Note that this global transaction needs a transactional system such as JCR.

>>> Now, IF the rename did appear in the history, and the user explicitly
>>> deletes the "rename" change, I might be OK with moving back the
>>> document, but in the current situation, I think that the implemented
>>> behavior is the right one.
>> 
>> I wasn't concerned about your change for now. I just wanted to ensure we 
>> want to all go in the same direction for the future. It also means that if 
>> we agree about a real rollback that we should add some comment around your 
>> change explaining why we're doing this now and that we want to change it in 
>> the future.
> 
> Yes, all devs should say their opinion on this (I renamed the thread).
> 
>>> On a sidenote, we just deprecated the setDocumentReference method, since
>>> we're not supposed to use it. Yet, I just did use it. What does this mean:
>>> - there are valid usecases for setDocumentReference, or
>>> - I should change the existing reference, like getDR().setName?
>> 
>> The reason it's deprecated is that we've decided that XWikiDocument objects 
>> are immutable relative to their reference (since a reference represents a 
>> XWikiDocument's identity).

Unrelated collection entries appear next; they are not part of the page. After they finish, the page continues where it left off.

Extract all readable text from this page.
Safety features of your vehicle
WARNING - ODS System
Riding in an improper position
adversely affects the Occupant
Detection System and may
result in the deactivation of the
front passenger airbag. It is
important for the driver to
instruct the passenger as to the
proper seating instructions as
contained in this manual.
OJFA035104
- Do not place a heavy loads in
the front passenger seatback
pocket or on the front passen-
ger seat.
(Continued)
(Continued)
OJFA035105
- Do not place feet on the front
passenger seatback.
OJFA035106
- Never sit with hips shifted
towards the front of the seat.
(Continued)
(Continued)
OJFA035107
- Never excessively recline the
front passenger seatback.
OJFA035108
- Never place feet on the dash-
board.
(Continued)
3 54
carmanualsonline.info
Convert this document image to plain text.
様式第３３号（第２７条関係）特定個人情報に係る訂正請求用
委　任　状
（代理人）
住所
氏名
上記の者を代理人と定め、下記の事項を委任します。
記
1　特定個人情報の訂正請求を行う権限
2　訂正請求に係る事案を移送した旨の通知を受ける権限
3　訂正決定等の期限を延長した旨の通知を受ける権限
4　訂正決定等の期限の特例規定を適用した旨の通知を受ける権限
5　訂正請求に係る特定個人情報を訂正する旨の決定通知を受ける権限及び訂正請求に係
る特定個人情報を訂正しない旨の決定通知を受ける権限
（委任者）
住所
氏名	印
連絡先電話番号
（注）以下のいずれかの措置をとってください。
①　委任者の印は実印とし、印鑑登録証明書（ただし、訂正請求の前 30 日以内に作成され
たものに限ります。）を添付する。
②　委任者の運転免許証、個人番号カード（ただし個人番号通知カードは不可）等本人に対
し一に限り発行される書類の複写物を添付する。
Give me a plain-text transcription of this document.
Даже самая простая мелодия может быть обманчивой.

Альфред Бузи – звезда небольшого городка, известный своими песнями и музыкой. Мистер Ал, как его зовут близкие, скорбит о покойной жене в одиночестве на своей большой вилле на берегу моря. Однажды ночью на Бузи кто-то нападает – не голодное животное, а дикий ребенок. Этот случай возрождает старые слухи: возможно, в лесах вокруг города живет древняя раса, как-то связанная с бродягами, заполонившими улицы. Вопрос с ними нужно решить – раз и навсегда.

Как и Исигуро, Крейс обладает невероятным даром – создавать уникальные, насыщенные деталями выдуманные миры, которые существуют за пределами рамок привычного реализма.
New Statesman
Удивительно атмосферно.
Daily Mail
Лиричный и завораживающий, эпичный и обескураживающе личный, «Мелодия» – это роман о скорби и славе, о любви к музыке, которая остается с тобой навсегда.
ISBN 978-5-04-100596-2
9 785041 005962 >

Thus your options are to create a document with a 
>> new identity are: clone and copy.
> 
> Please help me more, I didn't understand your answer.

The point is that right now a document reference IS its identity. Before we 
change this we need to change a document's identity so that it's unique and 
stable and not related to its reference. Then I completely agree about being 
allowed to do setReference() on a XWikiDocument. Could this change be done 
before the new model? Maybe. I haven't thought enough about the consequences.